**chapter 6. CHEMICAL KINETICS class 12 chemistry textbook solution**

### 4. Solve

vi. Show that time required for 99.9% completion of a first order reaction is three times the time required for 90% completion.

**For a first-order reaction:**

t = 2.303/k * log_{10}[A]_{0}/[A]_{t}

**i. Time is taken for 99.9% completion:**

Let the time taken for 99.9% completion of the reaction be t_{99.9%}.

Let initial concentration, [A]_{0} = a

The final concentration, [A]_{t} = a - 99.9% of a

= a - (99.9/100 * a) = 0.001 * a

t_{99.9%} = 2.303/k * log_{10}[A]_{0}/[A]_{t}

= 2.303/k * log_{10} a/(0.001 * a)

= 2.303/k * log_{10} 1000 ... (1)

**ii. Time is taken for 90% completion:**

Let the time taken for 90% completion of the reaction be t_{90%}.

Let initial concentration, [A]_{0} = a

Then, final concentration, [A]_{t} = a - 90% of a

= a - (90/100 * a) = 0.1 * a

t_{90%} = 2.303/k * log_{10}[A]_{0}/[A]_{t} = 2.303/k * log_{10} a/(0.1 * a)

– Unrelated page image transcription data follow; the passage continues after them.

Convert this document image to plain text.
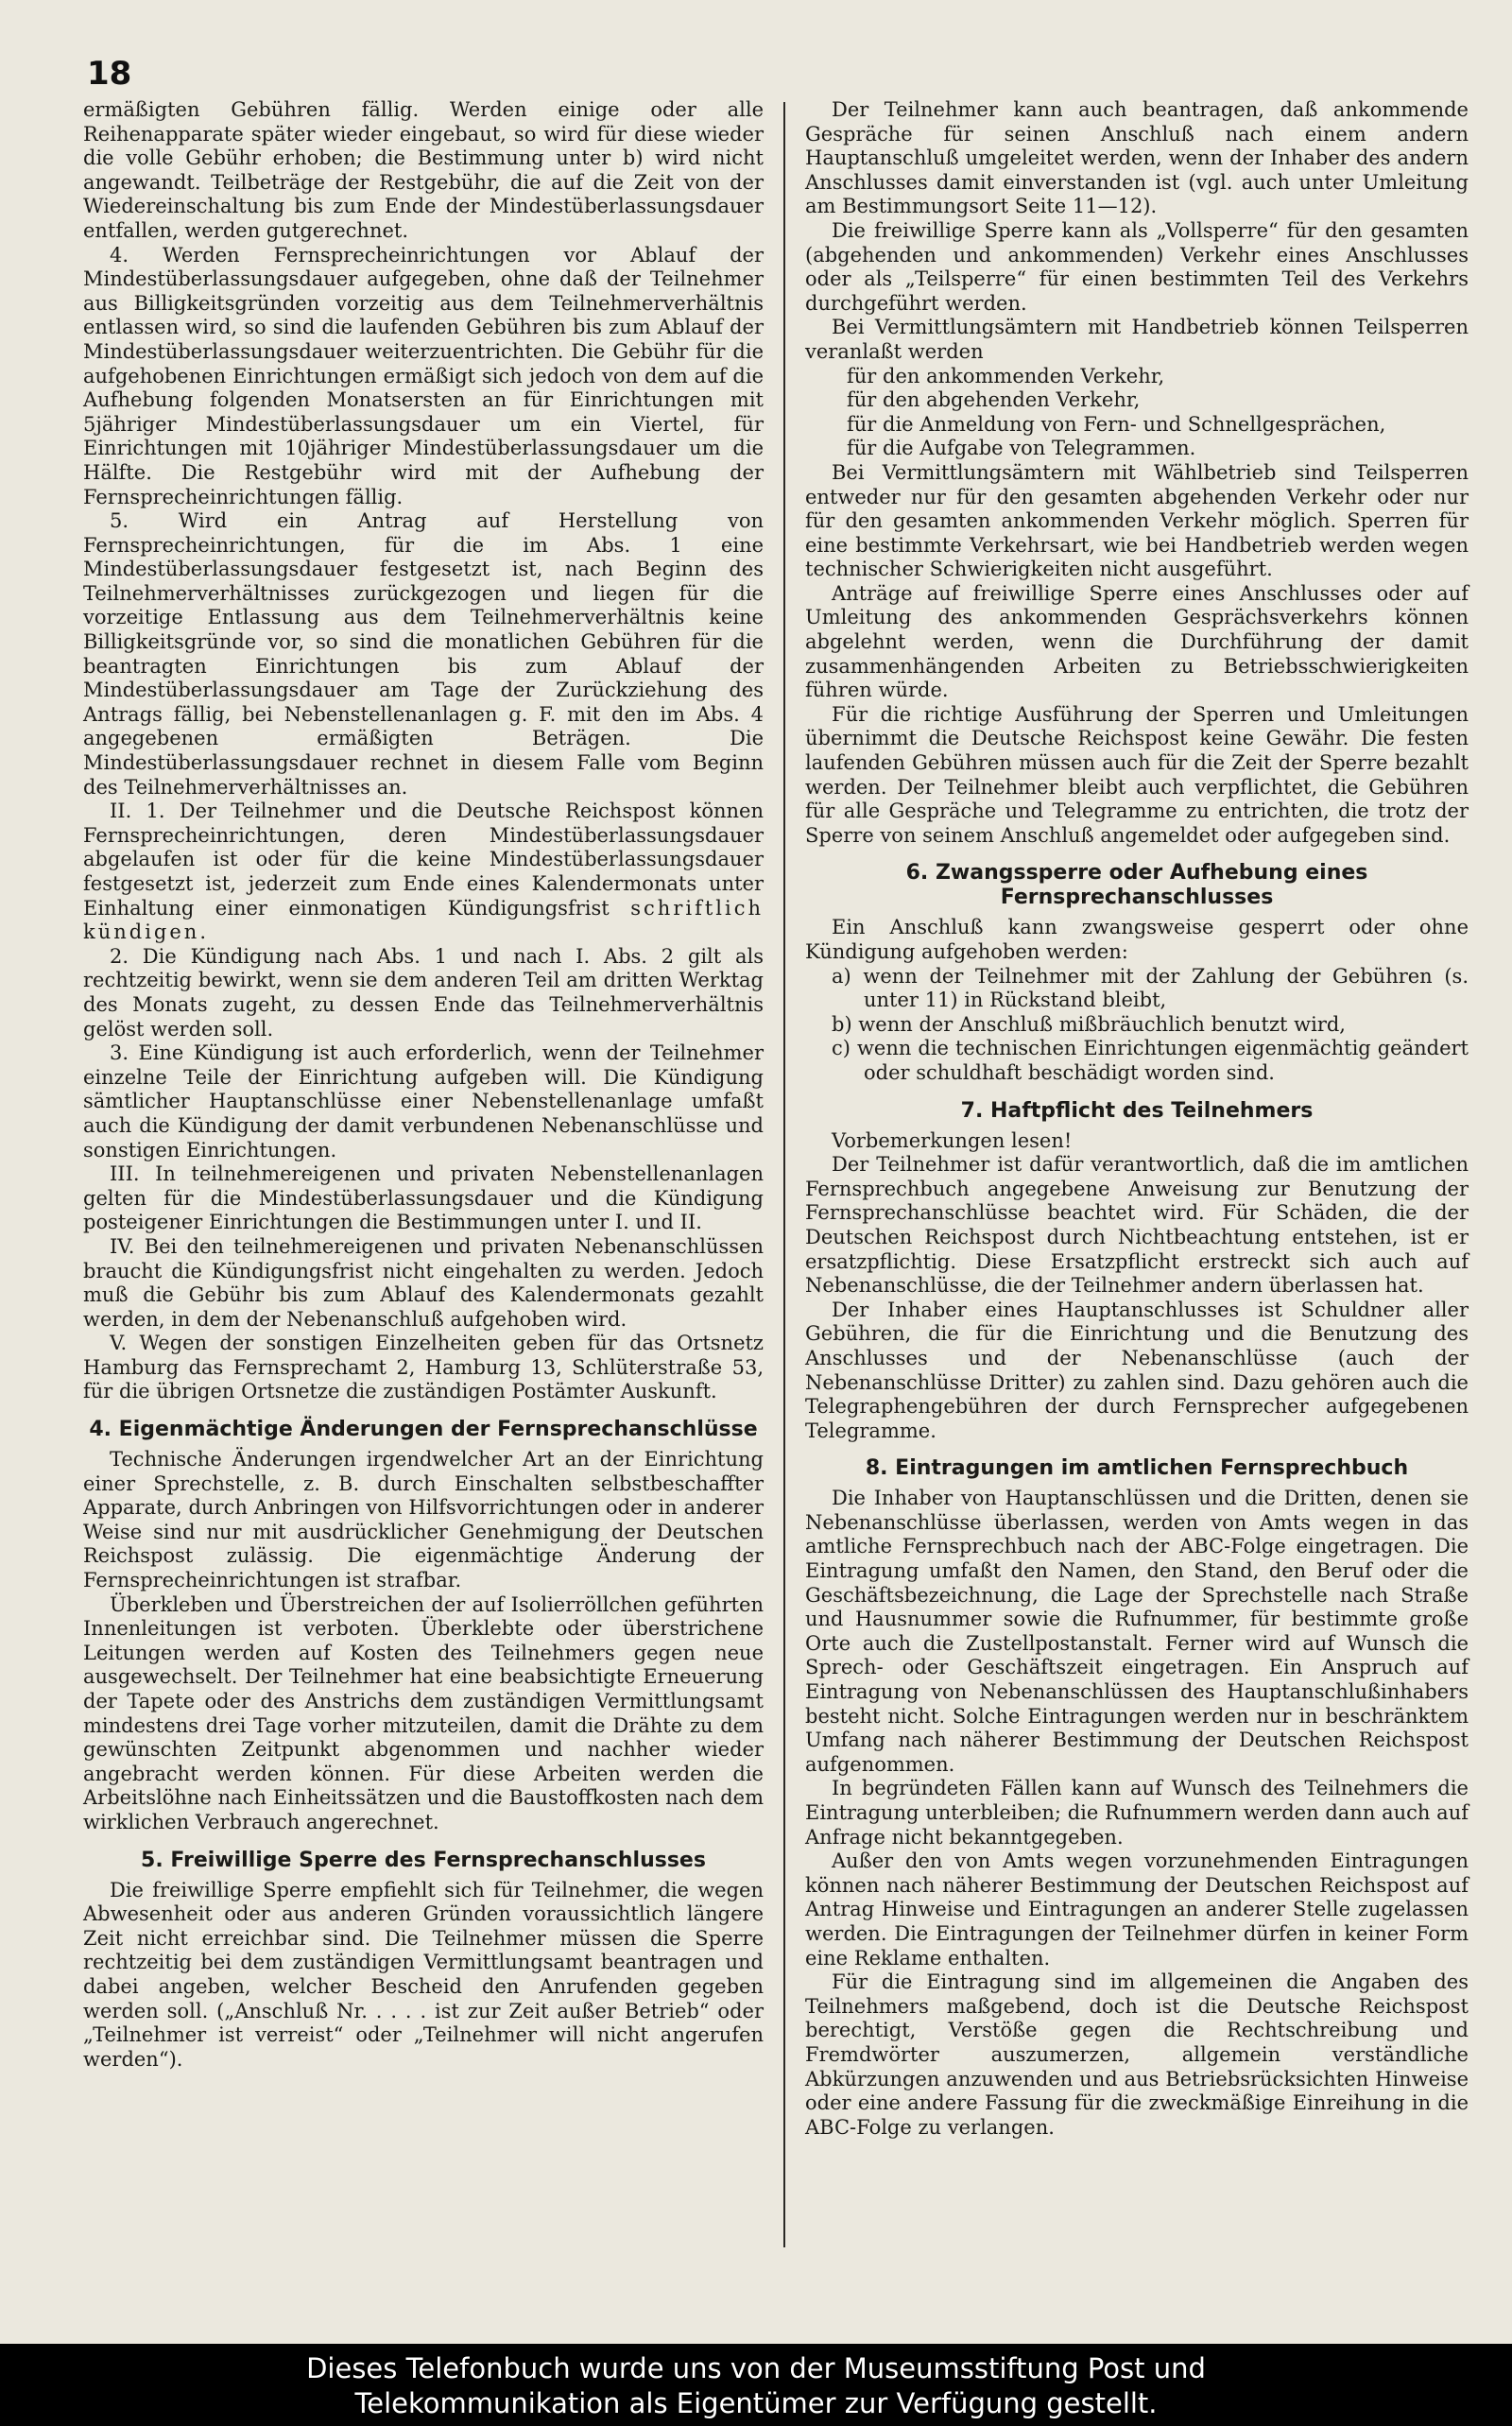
18

ermäßigten Gebühren fällig. Werden einige oder alle Reihenapparate später wieder eingebaut, so wird für diese wieder die volle Gebühr erhoben; die Bestimmung unter b) wird nicht angewandt. Teilbeträge der Restgebühr, die auf die Zeit von der Wiedereinschaltung bis zum Ende der Mindestüberlassungsdauer entfallen, werden gutgerechnet.

4. Werden Fernsprecheinrichtungen vor Ablauf der Mindestüberlassungsdauer aufgegeben, ohne daß der Teilnehmer aus Billigkeitsgründen vorzeitig aus dem Teilnehmerverhältnis entlassen wird, so sind die laufenden Gebühren bis zum Ablauf der Mindestüberlassungsdauer weiterzuentrichten. Die Gebühr für die aufgehobenen Einrichtungen ermäßigt sich jedoch von dem auf die Aufhebung folgenden Monatsersten an für Einrichtungen mit 5jähriger Mindestüberlassungsdauer um ein Viertel, für Einrichtungen mit 10jähriger Mindestüberlassungsdauer um die Hälfte. Die Restgebühr wird mit der Aufhebung der Fernsprecheinrichtungen fällig.

5. Wird ein Antrag auf Herstellung von Fernsprecheinrichtungen, für die im Abs. 1 eine Mindestüberlassungsdauer festgesetzt ist, nach Beginn des Teilnehmerverhältnisses zurückgezogen und liegen für die vorzeitige Entlassung aus dem Teilnehmerverhältnis keine Billigkeitsgründe vor, so sind die monatlichen Gebühren für die beantragten Einrichtungen bis zum Ablauf der Mindestüberlassungsdauer am Tage der Zurückziehung des Antrags fällig, bei Nebenstellenanlagen g. F. mit den im Abs. 4 angegebenen ermäßigten Beträgen. Die Mindestüberlassungsdauer rechnet in diesem Falle vom Beginn des Teilnehmerverhältnisses an.

II. 1. Der Teilnehmer und die Deutsche Reichspost können Fernsprecheinrichtungen, deren Mindestüberlassungsdauer abgelaufen ist oder für die keine Mindestüberlassungsdauer festgesetzt ist, jederzeit zum Ende eines Kalendermonats unter Einhaltung einer einmonatigen Kündigungsfrist schriftlich kündigen.

2. Die Kündigung nach Abs. 1 und nach I. Abs. 2 gilt als rechtzeitig bewirkt, wenn sie dem anderen Teil am dritten Werktag des Monats zugeht, zu dessen Ende das Teilnehmerverhältnis gelöst werden soll.

3. Eine Kündigung ist auch erforderlich, wenn der Teilnehmer einzelne Teile der Einrichtung aufgeben will. Die Kündigung sämtlicher Hauptanschlüsse einer Nebenstellenanlage umfaßt auch die Kündigung der damit verbundenen Nebenanschlüsse und sonstigen Einrichtungen.

III. In teilnehmereigenen und privaten Nebenstellenanlagen gelten für die Mindestüberlassungsdauer und die Kündigung posteigener Einrichtungen die Bestimmungen unter I. und II.

IV. Bei den teilnehmereigenen und privaten Nebenanschlüssen braucht die Kündigungsfrist nicht eingehalten zu werden. Jedoch muß die Gebühr bis zum Ablauf des Kalendermonats gezahlt werden, in dem der Nebenanschluß aufgehoben wird.

V. Wegen der sonstigen Einzelheiten geben für das Ortsnetz Hamburg das Fernsprechamt 2, Hamburg 13, Schlüterstraße 53, für die übrigen Ortsnetze die zuständigen Postämter Auskunft.

4. Eigenmächtige Änderungen der Fernsprechanschlüsse

Technische Änderungen irgendwelcher Art an der Einrichtung einer Sprechstelle, z. B. durch Einschalten selbstbeschaffter Apparate, durch Anbringen von Hilfsvorrichtungen oder in anderer Weise sind nur mit ausdrücklicher Genehmigung der Deutschen Reichspost zulässig. Die eigenmächtige Änderung der Fernsprecheinrichtungen ist strafbar.

Überkleben und Überstreichen der auf Isolierröllchen geführten Innenleitungen ist verboten. Überklebte oder überstrichene Leitungen werden auf Kosten des Teilnehmers gegen neue ausgewechselt. Der Teilnehmer hat eine beabsichtigte Erneuerung der Tapete oder des Anstrichs dem zuständigen Vermittlungsamt mindestens drei Tage vorher mitzuteilen, damit die Drähte zu dem gewünschten Zeitpunkt abgenommen und nachher wieder angebracht werden können. Für diese Arbeiten werden die Arbeitslöhne nach Einheitssätzen und die Baustoffkosten nach dem wirklichen Verbrauch angerechnet.

5. Freiwillige Sperre des Fernsprechanschlusses

Die freiwillige Sperre empfiehlt sich für Teilnehmer, die wegen Abwesenheit oder aus anderen Gründen voraussichtlich längere Zeit nicht erreichbar sind. Die Teilnehmer müssen die Sperre rechtzeitig bei dem zuständigen Vermittlungsamt beantragen und dabei angeben, welcher Bescheid den Anrufenden gegeben werden soll. („Anschluß Nr. . . . . ist zur Zeit außer Betrieb“ oder „Teilnehmer ist verreist“ oder „Teilnehmer will nicht angerufen werden“).

Der Teilnehmer kann auch beantragen, daß ankommende Gespräche für seinen Anschluß nach einem andern Hauptanschluß umgeleitet werden, wenn der Inhaber des andern Anschlusses damit einverstanden ist (vgl. auch unter Umleitung am Bestimmungsort Seite 11—12).

Die freiwillige Sperre kann als „Vollsperre“ für den gesamten (abgehenden und ankommenden) Verkehr eines Anschlusses oder als „Teilsperre“ für einen bestimmten Teil des Verkehrs durchgeführt werden.

Bei Vermittlungsämtern mit Handbetrieb können Teilsperren veranlaßt werden

für den ankommenden Verkehr,

für den abgehenden Verkehr,

für die Anmeldung von Fern- und Schnellgesprächen,

für die Aufgabe von Telegrammen.

Bei Vermittlungsämtern mit Wählbetrieb sind Teilsperren entweder nur für den gesamten abgehenden Verkehr oder nur für den gesamten ankommenden Verkehr möglich. Sperren für eine bestimmte Verkehrsart, wie bei Handbetrieb werden wegen technischer Schwierigkeiten nicht ausgeführt.

Anträge auf freiwillige Sperre eines Anschlusses oder auf Umleitung des ankommenden Gesprächsverkehrs können abgelehnt werden, wenn die Durchführung der damit zusammenhängenden Arbeiten zu Betriebsschwierigkeiten führen würde.

Für die richtige Ausführung der Sperren und Umleitungen übernimmt die Deutsche Reichspost keine Gewähr. Die festen laufenden Gebühren müssen auch für die Zeit der Sperre bezahlt werden. Der Teilnehmer bleibt auch verpflichtet, die Gebühren für alle Gespräche und Telegramme zu entrichten, die trotz der Sperre von seinem Anschluß angemeldet oder aufgegeben sind.

6. Zwangssperre oder Aufhebung eines Fernsprechanschlusses

Ein Anschluß kann zwangsweise gesperrt oder ohne Kündigung aufgehoben werden:

a) wenn der Teilnehmer mit der Zahlung der Gebühren (s. unter 11) in Rückstand bleibt,

b) wenn der Anschluß mißbräuchlich benutzt wird,

c) wenn die technischen Einrichtungen eigenmächtig geändert oder schuldhaft beschädigt worden sind.

7. Haftpflicht des Teilnehmers

Vorbemerkungen lesen!

Der Teilnehmer ist dafür verantwortlich, daß die im amtlichen Fernsprechbuch angegebene Anweisung zur Benutzung der Fernsprechanschlüsse beachtet wird. Für Schäden, die der Deutschen Reichspost durch Nichtbeachtung entstehen, ist er ersatzpflichtig. Diese Ersatzpflicht erstreckt sich auch auf Nebenanschlüsse, die der Teilnehmer andern überlassen hat.

Der Inhaber eines Hauptanschlusses ist Schuldner aller Gebühren, die für die Einrichtung und die Benutzung des Anschlusses und der Nebenanschlüsse (auch der Nebenanschlüsse Dritter) zu zahlen sind. Dazu gehören auch die Telegraphengebühren der durch Fernsprecher aufgegebenen Telegramme.

8. Eintragungen im amtlichen Fernsprechbuch

Die Inhaber von Hauptanschlüssen und die Dritten, denen sie Nebenanschlüsse überlassen, werden von Amts wegen in das amtliche Fernsprechbuch nach der ABC-Folge eingetragen. Die Eintragung umfaßt den Namen, den Stand, den Beruf oder die Geschäftsbezeichnung, die Lage der Sprechstelle nach Straße und Hausnummer sowie die Rufnummer, für bestimmte große Orte auch die Zustellpostanstalt. Ferner wird auf Wunsch die Sprech- oder Geschäftszeit eingetragen. Ein Anspruch auf Eintragung von Nebenanschlüssen des Hauptanschlußinhabers besteht nicht. Solche Eintragungen werden nur in beschränktem Umfang nach näherer Bestimmung der Deutschen Reichspost aufgenommen.

In begründeten Fällen kann auf Wunsch des Teilnehmers die Eintragung unterbleiben; die Rufnummern werden dann auch auf Anfrage nicht bekanntgegeben.

Außer den von Amts wegen vorzunehmenden Eintragungen können nach näherer Bestimmung der Deutschen Reichspost auf Antrag Hinweise und Eintragungen an anderer Stelle zugelassen werden. Die Eintragungen der Teilnehmer dürfen in keiner Form eine Reklame enthalten.

Für die Eintragung sind im allgemeinen die Angaben des Teilnehmers maßgebend, doch ist die Deutsche Reichspost berechtigt, Verstöße gegen die Rechtschreibung und Fremdwörter auszumerzen, allgemein verständliche Abkürzungen anzuwenden und aus Betriebsrücksichten Hinweise oder eine andere Fassung für die zweckmäßige Einreihung in die ABC-Folge zu verlangen.

Dieses Telefonbuch wurde uns von der Museumsstiftung Post und
Telekommunikation als Eigentümer zur Verfügung gestellt.
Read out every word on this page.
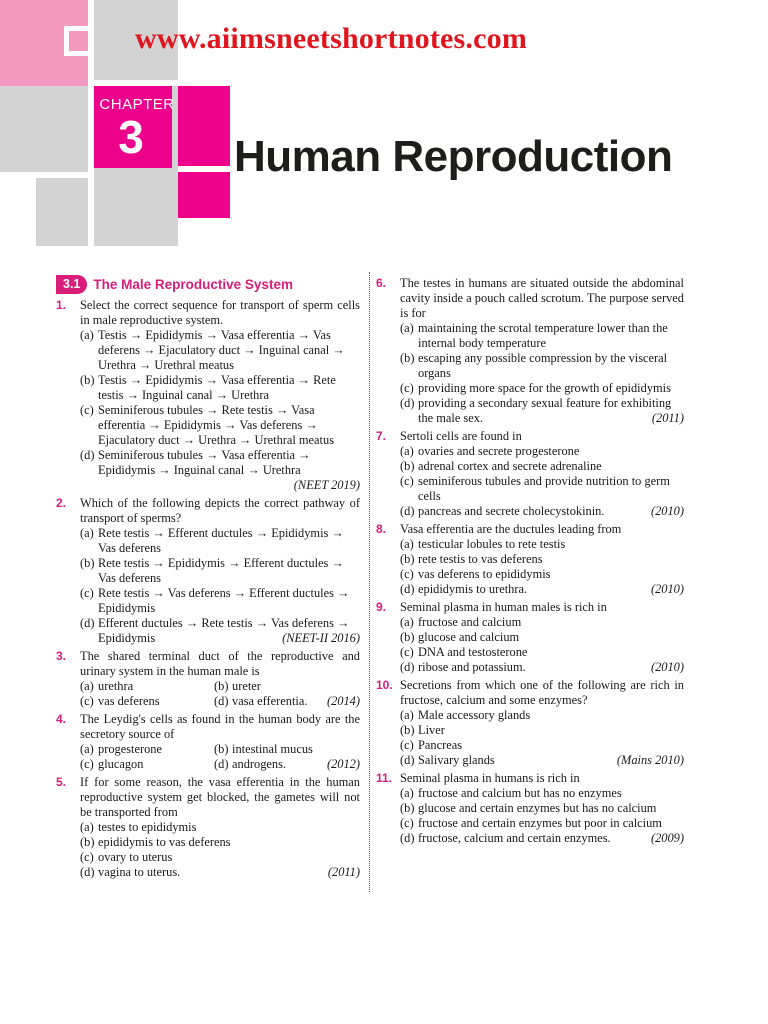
www.aiimsneetshortnotes.com
CHAPTER
3	Human Reproduction
3.1 The Male Reproductive System
1.	Select the correct sequence for transport of sperm cells in male reproductive system.
(a) Testis → Epididymis → Vasa efferentia → Vas deferens → Ejaculatory duct → Inguinal canal → Urethra → Urethral meatus
(b) Testis → Epididymis → Vasa efferentia → Rete testis → Inguinal canal → Urethra
(c) Seminiferous tubules → Rete testis → Vasa efferentia → Epididymis → Vas deferens → Ejaculatory duct → Urethra → Urethral meatus
(d) Seminiferous tubules → Vasa efferentia → Epididymis → Inguinal canal → Urethra
(NEET 2019)
2.	Which of the following depicts the correct pathway of transport of sperms?
(a) Rete testis → Efferent ductules → Epididymis → Vas deferens
(b) Rete testis → Epididymis → Efferent ductules → Vas deferens
(c) Rete testis → Vas deferens → Efferent ductules → Epididymis
(d) Efferent ductules → Rete testis → Vas deferens → Epididymis	(NEET-II 2016)
3.	The shared terminal duct of the reproductive and urinary system in the human male is
(a) urethra	(b) ureter
(c) vas deferens	(d) vasa efferentia. (2014)
4.	The Leydig's cells as found in the human body are the secretory source of
(a) progesterone	(b) intestinal mucus
(c) glucagon	(d) androgens.	(2012)
5.	If for some reason, the vasa efferentia in the human reproductive system get blocked, the gametes will not be transported from
(a) testes to epididymis
(b) epididymis to vas deferens
(c) ovary to uterus
(d) vagina to uterus.	(2011)
6.	The testes in humans are situated outside the abdominal cavity inside a pouch called scrotum. The purpose served is for
(a) maintaining the scrotal temperature lower than the internal body temperature
(b) escaping any possible compression by the visceral organs
(c) providing more space for the growth of epididymis
(d) providing a secondary sexual feature for exhibiting the male sex.	(2011)
7.	Sertoli cells are found in
(a) ovaries and secrete progesterone
(b) adrenal cortex and secrete adrenaline
(c) seminiferous tubules and provide nutrition to germ cells
(d) pancreas and secrete cholecystokinin.	(2010)
8.	Vasa efferentia are the ductules leading from
(a) testicular lobules to rete testis
(b) rete testis to vas deferens
(c) vas deferens to epididymis
(d) epididymis to urethra.	(2010)
9.	Seminal plasma in human males is rich in
(a) fructose and calcium
(b) glucose and calcium
(c) DNA and testosterone
(d) ribose and potassium.	(2010)
10. Secretions from which one of the following are rich in fructose, calcium and some enzymes?
(a) Male accessory glands
(b) Liver
(c) Pancreas
(d) Salivary glands	(Mains 2010)
11. Seminal plasma in humans is rich in
(a) fructose and calcium but has no enzymes
(b) glucose and certain enzymes but has no calcium
(c) fructose and certain enzymes but poor in calcium
(d) fructose, calcium and certain enzymes.	(2009)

= 2.303/k * log_{10} 10 ... (2)

Dividing (1) by (2), we get

(t_{99.9%}/t_{90%}) = (2.303/k * log_{10} 1000)/(2.303/k * log_{10} 10) = (log_{10} 1000)/(log_{10} 10) = 3/1

Therefore, (t_{99.9%}/t_{90%}) = 3

So, t_{99.9%} = 3 * t_{90%}

Therefore, for a first-order reaction, the time required for 99.9% completion is 3 times that required for 90% completion.